Earthquake hazard indicates how often earthquakes might occur in a given location and how strong the shaking is likely to be. It is based on knowledge of tectonics and geology, information about the history of earthquakes, and wave propagation models.
In Switzerland, the canton of Valais is the region with the highest hazard, followed by Basel, Grisons, the St. Gallen Rhine Valley, Central Switzerland and then the rest of the country.
Earthquake-resistant residential and commercial buildings in Switzerland are designed to withstand shaking that can be expected to occur around once every 500 years. The lifetime of a building is approximately 50 years. The probability of any residential or commercial building experiencing such an earthquake within this 50-year period is therefore 10%.
The local subsoil influences how strong the tremors of an earthquake will be at a particular location: the softer the subsoil, the more the seismic waves are amplified and the greater the likelihood of damage. In places with soft sediments, such as in valleys and on lake shores, as well as in parts of the Swiss Plateau, earthquake-triggered shaking can be up to ten times stronger than somewhere located on solid rock.
Vulnerability describes the susceptibility to damage of buildings at given earthquake magnitudes. For the earthquake risk model, the vulnerability for different, representative building types was derived based on their characteristics and divided into so-called vulnerability classes. On this basis, the building stock was statistically assigned to these classes based on simple characteristics such as the number of storeys or the construction period. This, combined with information on the people and assets affected, makes it possible to determine the consequences for residents and the financial losses. The latter are expressed as a proportion of the building reinstatement costs. The majority of Swiss buildings were not built in accordance with the currently applicable building standards for earthquake-resistant construction.
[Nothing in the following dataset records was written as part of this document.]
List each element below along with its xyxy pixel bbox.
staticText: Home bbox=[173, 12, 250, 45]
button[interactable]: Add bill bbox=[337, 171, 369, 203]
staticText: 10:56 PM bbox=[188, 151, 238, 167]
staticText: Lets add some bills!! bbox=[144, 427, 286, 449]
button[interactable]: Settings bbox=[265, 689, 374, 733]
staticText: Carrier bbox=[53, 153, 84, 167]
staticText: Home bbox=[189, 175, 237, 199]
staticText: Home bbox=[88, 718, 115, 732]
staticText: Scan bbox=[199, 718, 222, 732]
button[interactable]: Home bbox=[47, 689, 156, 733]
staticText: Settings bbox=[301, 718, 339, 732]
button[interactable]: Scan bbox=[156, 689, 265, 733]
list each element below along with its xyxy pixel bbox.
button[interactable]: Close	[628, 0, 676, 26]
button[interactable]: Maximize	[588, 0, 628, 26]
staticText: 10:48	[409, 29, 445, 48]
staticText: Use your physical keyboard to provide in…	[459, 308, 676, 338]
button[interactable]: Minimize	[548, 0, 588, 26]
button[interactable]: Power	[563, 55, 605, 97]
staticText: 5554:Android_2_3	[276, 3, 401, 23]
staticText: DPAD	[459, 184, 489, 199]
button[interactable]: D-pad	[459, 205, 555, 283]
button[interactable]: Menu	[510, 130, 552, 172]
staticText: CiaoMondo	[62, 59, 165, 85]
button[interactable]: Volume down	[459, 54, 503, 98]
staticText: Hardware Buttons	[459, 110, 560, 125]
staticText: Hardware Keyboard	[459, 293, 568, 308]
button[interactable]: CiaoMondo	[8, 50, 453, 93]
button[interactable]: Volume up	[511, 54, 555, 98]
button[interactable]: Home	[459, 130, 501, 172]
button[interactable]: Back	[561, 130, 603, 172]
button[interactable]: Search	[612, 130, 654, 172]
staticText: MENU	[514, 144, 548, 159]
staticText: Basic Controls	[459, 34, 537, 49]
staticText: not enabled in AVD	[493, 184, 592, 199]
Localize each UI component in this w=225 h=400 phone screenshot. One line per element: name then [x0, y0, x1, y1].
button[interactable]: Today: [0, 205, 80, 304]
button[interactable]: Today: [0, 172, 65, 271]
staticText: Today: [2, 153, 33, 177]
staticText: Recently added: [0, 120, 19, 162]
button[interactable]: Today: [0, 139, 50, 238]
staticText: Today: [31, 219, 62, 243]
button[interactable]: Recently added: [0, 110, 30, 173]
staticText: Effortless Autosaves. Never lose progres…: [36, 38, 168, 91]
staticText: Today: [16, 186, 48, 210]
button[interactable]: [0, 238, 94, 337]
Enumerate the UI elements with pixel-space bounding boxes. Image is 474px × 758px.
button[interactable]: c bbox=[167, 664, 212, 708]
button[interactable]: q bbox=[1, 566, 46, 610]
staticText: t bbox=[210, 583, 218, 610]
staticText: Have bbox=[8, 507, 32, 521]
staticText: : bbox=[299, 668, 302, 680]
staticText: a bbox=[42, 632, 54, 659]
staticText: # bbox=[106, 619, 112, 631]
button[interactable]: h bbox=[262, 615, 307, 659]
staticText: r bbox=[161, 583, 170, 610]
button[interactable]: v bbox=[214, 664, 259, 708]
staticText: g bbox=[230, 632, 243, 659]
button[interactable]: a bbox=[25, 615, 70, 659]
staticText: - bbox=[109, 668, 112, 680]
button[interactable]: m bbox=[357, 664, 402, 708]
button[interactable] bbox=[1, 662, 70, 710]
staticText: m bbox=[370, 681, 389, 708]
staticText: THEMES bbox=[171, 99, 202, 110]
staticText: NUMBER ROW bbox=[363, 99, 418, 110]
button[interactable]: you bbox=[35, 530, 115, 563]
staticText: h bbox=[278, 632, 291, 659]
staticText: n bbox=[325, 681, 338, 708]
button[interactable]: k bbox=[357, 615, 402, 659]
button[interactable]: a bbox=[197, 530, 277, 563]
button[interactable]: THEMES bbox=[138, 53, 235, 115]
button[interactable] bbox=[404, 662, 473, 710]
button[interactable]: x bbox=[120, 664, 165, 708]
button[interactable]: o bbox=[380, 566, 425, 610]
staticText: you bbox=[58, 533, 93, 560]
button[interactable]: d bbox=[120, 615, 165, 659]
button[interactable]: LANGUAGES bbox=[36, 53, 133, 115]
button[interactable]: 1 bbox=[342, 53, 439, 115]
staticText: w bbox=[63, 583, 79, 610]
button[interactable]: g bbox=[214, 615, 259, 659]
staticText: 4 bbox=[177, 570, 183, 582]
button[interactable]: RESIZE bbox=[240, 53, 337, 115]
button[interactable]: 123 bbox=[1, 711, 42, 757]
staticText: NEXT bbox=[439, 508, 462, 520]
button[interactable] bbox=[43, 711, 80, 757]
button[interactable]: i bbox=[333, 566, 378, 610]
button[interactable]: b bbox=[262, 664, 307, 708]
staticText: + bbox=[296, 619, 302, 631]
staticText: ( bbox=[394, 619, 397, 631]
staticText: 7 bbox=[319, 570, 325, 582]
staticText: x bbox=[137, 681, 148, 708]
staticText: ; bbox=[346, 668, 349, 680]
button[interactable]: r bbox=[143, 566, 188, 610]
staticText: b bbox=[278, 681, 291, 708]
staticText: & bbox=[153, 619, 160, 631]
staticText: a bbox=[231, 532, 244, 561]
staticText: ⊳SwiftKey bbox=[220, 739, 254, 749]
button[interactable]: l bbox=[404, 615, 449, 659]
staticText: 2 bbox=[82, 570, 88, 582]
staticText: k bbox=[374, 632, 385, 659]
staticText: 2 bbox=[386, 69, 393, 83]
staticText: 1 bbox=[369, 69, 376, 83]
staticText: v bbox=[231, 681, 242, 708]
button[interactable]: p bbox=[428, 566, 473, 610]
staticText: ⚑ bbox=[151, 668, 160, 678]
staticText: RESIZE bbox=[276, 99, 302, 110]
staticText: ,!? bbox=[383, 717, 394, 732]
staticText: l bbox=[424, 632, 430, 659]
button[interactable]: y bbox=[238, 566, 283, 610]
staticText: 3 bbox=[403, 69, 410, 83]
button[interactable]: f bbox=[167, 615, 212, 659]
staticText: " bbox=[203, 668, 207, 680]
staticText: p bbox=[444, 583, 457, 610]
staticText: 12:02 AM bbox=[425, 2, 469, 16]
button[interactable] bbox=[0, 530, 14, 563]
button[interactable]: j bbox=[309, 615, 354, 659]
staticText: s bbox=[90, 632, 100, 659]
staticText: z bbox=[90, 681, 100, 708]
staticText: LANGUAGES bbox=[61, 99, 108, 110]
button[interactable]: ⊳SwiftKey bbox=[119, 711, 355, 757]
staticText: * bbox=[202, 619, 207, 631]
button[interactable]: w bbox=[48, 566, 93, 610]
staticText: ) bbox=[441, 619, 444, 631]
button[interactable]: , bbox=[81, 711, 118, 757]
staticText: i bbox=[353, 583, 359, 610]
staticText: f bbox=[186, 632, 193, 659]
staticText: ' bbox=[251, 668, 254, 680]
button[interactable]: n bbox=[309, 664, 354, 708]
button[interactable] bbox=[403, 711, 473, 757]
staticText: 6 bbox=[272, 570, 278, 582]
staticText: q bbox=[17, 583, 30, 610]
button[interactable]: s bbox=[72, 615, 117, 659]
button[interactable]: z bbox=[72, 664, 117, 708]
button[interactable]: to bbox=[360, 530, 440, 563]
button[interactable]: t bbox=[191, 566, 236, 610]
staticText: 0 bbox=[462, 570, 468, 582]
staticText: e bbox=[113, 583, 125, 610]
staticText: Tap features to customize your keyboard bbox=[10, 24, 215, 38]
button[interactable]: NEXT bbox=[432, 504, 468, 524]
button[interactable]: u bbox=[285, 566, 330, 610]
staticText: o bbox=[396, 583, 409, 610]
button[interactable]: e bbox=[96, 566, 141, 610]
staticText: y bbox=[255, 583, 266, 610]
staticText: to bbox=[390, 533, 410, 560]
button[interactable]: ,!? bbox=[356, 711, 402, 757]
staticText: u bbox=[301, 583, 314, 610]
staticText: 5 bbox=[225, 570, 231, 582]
Classifying the vulnerability of existing buildings according to construction materials is not helpful. For each type of construction, good and bad examples of earthquake behaviour can be found. The design of the supporting structure is the primary factor determining a building's vulnerability. For example, a building with continuous bracing walls running from the roof to the foundation without interruption has a much lower vulnerability than a similar building where the bracing walls are interrupted at ground-floor level and replaced by columns. This classic weak point, known as the 'soft storey', is an indication of very inadequate earthquake resistance. Older masonry buildings with timber beam ceilings can also be particularly vulnerable if the masonry is of poor quality and the façades are not sufficiently connected to the ceilings and transverse walls.
An earthquake risk only exists where there are people and assets. This component therefore encompasses the spatial distribution and dimensions of Switzerland's more than 2 million residential, commercial and industrial buildings. It also factors in the number of people occupying these buildings and the replacement costs.
In general, densely populated, heavily built-up areas such as cities and agglomerations have a higher exposure concentration than rural regions and are therefore exposed to a higher earthquake risk. The possible impacts of earthquakes on infrastructure and the variations in building occupancy over time are not yet represented in the earthquake risk model.